On s’est régalé. Je sais pas en quoi était fait ce jeune homme, ni comment il était mort ou avait été conservé, mais il avait clairement meilleur gout que n’importe qui d’autre que j’avais mangé depuis mes premières nuits. J’aurais voulu pouvoir lui demander s’il avait de la famille ou…

- Tu nous dois des explications, Papi ! s’exclama Marjo une fois le repas fini.

Le Taré pointa un regard trouble dans sa direction. Le jour allait bientôt se lever et j’eus l’impression qu’il était à bout : il allait bientôt se remettre à baver.

–Je ne vous dois rien, mademoiselle, dit-il à Marjo sur un ton bizarre. Je suis mort : je ne dois plus rien à personne !

Marjo changea d’attitude. Elle vint s’assoir à côté de lui sur les pierres de la crypte, et leva un visage ouvert vers lui. Elle eut l’air de se concentrer et de bien réfléchir à ce qu’elle allait demander

— Cette pièce, Enmerkar, c’était quoi ? demanda-t-elle d’une voix claire et un rien enjouée. Elle battit des cils.

Je sais pas si le Taré était réellement sensible au numéro de charme de Marjo, ou s’il s’accrochait juste à sa conscience avant qu’elle se dérobe, mais il fit une longue réponse décousue :

–Ces jetons ont été forgés dans des temps anciens par des forces inhumaines. Ce n’est pas… une véritable monnaie, pas au sens premier du terme….

Le Taré sortit une bourse de sa poche et l’ouvrit : s’y trouvaient plein de pièces cheloues et brillantes. Rien qu’à leur vue, le peu de cheveux qu’il restait sur mon crâne se hérissa dans un bel ensemble.

–Elles représentent des risques que j’ai pris, continua le Taré, des sacrifices que j’ai faits ; elles sont la chair au-delà de la chair, la pensée au-delà de la pensée… Un sorcier est prêt à troquer une partie de son essence si le bénéfice est assez grand. Ces pièces symbolisent cette essence, mais elles sont aussi… plus que cela. Elles ont changé de mains, entre sorciers, depuis bien des éons… tout cela est très difficile à expliquer aux profanes…

J’acquiesçais avec gravité, car, effectivement, j’y entravais queudal.

Marjo continuait de le couver d’un regard humide, puis elle fit un geste lent vers la bourse. Le Taré la relaça et lui dit :

— Ces pièces ne peuvent être « prises » Marjorie. Elles doivent être offertes. Voler une d’entre elle ne vous ferait aucun bien. Elle causera votre ruine et retrouvera son chemin vers son propriétaire légitime… même par-delà la mort, semble-t-il…

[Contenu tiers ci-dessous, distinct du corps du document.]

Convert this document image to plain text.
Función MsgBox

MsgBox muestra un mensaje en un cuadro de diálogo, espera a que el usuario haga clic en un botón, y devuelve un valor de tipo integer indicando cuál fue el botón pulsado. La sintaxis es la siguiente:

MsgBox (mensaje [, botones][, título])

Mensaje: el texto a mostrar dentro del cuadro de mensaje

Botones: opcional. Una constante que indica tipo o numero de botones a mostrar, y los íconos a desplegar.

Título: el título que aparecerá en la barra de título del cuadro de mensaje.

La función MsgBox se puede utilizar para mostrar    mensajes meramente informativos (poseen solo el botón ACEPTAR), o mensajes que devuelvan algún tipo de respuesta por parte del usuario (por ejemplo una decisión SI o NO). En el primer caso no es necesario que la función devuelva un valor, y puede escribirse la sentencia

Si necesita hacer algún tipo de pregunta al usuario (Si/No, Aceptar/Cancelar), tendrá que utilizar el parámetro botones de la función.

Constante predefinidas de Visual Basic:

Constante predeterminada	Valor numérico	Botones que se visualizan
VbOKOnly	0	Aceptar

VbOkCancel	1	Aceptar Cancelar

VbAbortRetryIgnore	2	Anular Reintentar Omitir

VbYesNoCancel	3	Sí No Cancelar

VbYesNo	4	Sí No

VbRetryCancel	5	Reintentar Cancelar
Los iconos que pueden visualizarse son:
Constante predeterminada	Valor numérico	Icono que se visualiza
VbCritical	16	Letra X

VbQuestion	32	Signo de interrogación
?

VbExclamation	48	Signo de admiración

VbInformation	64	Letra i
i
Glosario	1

–Et le joli mort, demanda doucement Marjo ? Ils l’ont trouvé où ? Ils le conservent comment ?

Le Taré se détourna d’elle et fila à quatre pattes dans son coin en grognant, se lover face au mur pour dormir.

Marjo émit un soupir rageur et puis me regarda avec mépris.

–Redescend Éric ! Papa va pas utiliser son magot magique pour t’offrir tes deux « boules passion » tous les soir, hein ! Il voulait faire surtout faire passer un message à son ancienne famille, pas te nourrir !»

Je refusais de rester me disputer avec Marjo et partis dormir, ma faim assouvie, mais la tête pleine de questions mal digérées.